Data Flow Through Services
OpenQueryApp
│
├─ OpenRouterClient.CompleteAsync() → query generation
│ Messages → JSON → HTTP request → response → JSON → Messages
│
└─ SearchTool.ExecuteAsync()
│
├─ SearxngClient.SearchAsync() × N
│ query → URL encode → GET → JSON → SearxngResult[]
│
├─ ArticleService.FetchArticleAsync() × M
│ URL → HTTP GET → SmartReader → Article
│
├─ ChunkingService.ChunkText() × M
│ Article.TextContent → List<string> chunks
│
├─ EmbeddingService.GetEmbeddingAsync(query) + GetEmbeddingsAsync(chunks[])

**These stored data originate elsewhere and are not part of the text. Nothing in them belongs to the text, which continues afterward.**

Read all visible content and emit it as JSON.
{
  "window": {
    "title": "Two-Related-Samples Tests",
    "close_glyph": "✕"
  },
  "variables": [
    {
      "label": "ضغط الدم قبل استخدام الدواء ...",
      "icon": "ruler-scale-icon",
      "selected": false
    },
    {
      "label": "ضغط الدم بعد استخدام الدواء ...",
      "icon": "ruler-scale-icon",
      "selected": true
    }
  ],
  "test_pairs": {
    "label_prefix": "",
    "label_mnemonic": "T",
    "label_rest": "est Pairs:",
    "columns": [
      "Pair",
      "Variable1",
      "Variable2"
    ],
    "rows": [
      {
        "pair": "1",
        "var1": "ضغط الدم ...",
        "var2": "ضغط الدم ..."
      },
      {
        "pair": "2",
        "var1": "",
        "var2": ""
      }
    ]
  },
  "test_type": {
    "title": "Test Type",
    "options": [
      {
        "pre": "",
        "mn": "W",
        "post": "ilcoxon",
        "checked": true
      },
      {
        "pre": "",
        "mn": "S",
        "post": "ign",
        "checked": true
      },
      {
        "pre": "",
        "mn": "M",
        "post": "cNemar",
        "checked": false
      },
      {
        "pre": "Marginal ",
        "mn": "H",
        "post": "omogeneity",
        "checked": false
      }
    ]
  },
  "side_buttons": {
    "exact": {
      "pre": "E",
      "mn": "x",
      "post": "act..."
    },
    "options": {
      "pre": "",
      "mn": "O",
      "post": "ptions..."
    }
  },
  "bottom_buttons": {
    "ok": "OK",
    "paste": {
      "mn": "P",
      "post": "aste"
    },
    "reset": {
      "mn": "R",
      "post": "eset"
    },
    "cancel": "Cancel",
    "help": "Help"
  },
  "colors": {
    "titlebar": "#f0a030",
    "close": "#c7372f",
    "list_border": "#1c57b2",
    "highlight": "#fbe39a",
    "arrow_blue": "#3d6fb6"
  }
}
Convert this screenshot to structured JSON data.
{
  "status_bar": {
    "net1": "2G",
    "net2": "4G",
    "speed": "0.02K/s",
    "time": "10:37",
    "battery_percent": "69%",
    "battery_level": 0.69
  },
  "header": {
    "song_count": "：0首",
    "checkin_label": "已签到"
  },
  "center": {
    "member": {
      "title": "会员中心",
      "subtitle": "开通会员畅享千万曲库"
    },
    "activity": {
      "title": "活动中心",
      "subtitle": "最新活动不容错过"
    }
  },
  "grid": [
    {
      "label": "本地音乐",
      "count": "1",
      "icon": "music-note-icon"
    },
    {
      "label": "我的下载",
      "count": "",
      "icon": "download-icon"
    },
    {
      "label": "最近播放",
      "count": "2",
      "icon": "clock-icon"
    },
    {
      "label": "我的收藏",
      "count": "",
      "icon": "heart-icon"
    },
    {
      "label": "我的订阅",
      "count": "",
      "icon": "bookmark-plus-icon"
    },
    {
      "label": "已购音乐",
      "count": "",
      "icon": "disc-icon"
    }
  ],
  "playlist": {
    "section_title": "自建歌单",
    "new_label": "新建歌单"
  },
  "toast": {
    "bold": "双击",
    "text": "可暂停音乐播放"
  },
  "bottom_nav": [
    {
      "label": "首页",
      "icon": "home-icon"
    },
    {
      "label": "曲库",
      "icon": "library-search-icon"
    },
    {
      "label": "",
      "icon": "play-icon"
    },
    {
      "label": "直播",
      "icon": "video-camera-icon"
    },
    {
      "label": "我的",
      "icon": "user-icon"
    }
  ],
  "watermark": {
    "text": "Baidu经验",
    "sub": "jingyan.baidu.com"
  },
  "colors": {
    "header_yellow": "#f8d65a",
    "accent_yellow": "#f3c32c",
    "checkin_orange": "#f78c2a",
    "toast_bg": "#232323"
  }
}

│ texts → batches → rate-limited HTTP POST → JSON → float[][]
│
├─ CosineSimilarity(queryEmbedding, chunkEmbedding) × M
│ Vectors → dot product → magnitude → score
│
└─ return context string (formatted chunks)
Next Steps
- OpenQueryApp - Orchestrates services
- SearchTool - Coordinates pipeline
- Models - Data structures passed between services
- API Reference - CLI that uses these services
Service Design Principles:
- Single Responsibility: Each service does one thing well
- Stateless: No instance state beyond constructor args
- Composable: Services depend on abstractions (other services) not implementations
- Testable: Can mock dependencies for unit testing